Trường Phổ thông Việt-Úc Hà Nội xin thông báo kết quả của cuộc thi Viết truyện ngắn bằng Tiếng Anh. Hai tác giả Đào Phương Liên (lớp 10, Trường Việt-Úc); và Nozima Burkhanova (lớp 7, Trường UNIS); đã giành giải thưởng...
Trường Phổ thông Việt-Úc Hà Nội xin thông báo kết quả của cuộc thi Viết truyện ngắn bằng Tiếng Anh mang tên Stylus. Các tác giả có tên dưới đây đã giành giải thưởng của Ban tổ chức:
  • Khối THCS: Nozima Burkhanova, học sinh lớp 7 Trường Quốc tế Liên hợp quốc - UNIS
  • Khối THPT: Đào Phương Liên, học sinh lớp 10 Trường Phổ thông Việt-Úc Hà Nội - VAS Hanoi

Trường Phổ thông Việt-Úc Hà Nội xin cảm ơn các bạn học sinh đã gửi bài dự thi.
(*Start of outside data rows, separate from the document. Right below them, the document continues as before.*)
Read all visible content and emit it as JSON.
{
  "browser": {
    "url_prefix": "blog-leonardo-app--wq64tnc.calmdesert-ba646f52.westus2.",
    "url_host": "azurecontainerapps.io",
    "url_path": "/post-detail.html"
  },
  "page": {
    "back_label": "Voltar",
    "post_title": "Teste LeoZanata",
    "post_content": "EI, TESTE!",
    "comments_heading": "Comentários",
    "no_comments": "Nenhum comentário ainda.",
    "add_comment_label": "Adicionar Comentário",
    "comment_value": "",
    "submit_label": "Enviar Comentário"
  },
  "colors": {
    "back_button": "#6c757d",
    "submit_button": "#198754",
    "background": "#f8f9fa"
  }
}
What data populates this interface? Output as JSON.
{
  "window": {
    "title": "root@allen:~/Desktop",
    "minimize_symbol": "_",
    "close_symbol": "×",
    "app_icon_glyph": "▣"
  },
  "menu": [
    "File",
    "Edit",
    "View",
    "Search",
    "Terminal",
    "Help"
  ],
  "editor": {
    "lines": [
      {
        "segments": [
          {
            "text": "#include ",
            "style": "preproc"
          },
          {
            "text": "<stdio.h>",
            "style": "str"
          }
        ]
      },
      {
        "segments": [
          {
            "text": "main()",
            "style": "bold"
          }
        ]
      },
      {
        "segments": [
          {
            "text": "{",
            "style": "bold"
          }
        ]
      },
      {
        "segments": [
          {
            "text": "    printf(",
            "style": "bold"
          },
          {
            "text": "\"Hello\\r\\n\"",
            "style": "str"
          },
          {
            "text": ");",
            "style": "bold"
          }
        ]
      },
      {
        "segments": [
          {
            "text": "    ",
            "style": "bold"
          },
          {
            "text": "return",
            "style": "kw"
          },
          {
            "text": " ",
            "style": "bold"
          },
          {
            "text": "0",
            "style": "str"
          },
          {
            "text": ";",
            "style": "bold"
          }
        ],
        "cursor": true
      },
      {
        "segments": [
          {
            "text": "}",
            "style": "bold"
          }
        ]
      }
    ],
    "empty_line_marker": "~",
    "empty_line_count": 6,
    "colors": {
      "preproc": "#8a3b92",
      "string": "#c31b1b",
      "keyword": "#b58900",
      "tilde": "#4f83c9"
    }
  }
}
Xin chúc mừng Nozima và Đào Phương Liên.

Giới thiệu hai tác phẩm được giải
 

EGO

By Dao Phuong Lien (10A1, VAS Hanoi);


At this moment, I could see nothing but a river of blood. That immortal scarlet, without any notice, had been increasingly carved in my conscious and became a close part of my life. I sounded scared, but, actually, it was just extremely conventional for a professional killer like me. No matter what the victims’ identifications were, no matter what they did, my responsibility was to kill them. I not only lived off but also lived on that job, which was all I could do. However, when getting back to reality, this job was not that plain but a thing I had to scramble for being alive. And the present, I was in that struggle: participating in an assassination battlefield in order to maintain my life. Normally, my duty was preventing myself from being hurt, killing as many rivals as possible and assassinating the prey, in the shortest possible time. Not arrogantly, I had to admit that I was always a successful killer without any failure.
 
But at this moment, unfortunately, it seemed that my first failure was also my last failure, because, the bullet was galloping toward me. I swore I had no idea how everything was coming. Things were so fast that I hadn’t had enough time to absorb my feelings and the truth that I would be able to die. I was totally emotionless!
 
            Not only in the last second when the bullet was on the way toward me, did I perceive how serious everything was. What would it be like if I died? Would it really matter if I died? Was there anything that I would regret? I was confused and empty. But, suddenly, the image of my mother in the last minutes of her life in which she told me to live well flashed in my eyes. Before she died, she told that I had to live and live very well.  At this moment, I wondered if I really wanted to keep that promise…
 
            All of a sudden, when the bullet had just been right in front of my heart just about one centimeter, everything paused. And a man in black – The Death, appeared and his words, like a cold wind, went through my flesh;
 
“Oh, well, Daniel, look at your heart! That empty, dry and rotten to the extreme heart-shaped flesh has shown how apathetic you could be! You are unjust, undoubtedly, and do not deserve to live! But, anyway, because you haven’t been destined to die, you are given a chance to live again: going back to some moments in the past to contend with yourself to rescue three people you have killed. You will only have one day to save each and your watch will help you to notice the time. Good luck!”
 
Right after The Death’s appearance, I was moved into another place that I remembered having once visited. And, oh my God, it was The City Square where I first met and intended to kill my enemy Mr. David Brown. He was the one who I indelibly abhorred for his unforgivable sin – killing my family. Since I was a child, he had appropriated my family’s company, and then, annihilated my family. Which was more valuable: my life or my self-esteem? Confusedly, I was just wandering back through landmarks of memories. But when looking at the watch and realizing that I only had twelve hours left, there seemed to have a force which came from my family having fostered in me a strength needed for surviving.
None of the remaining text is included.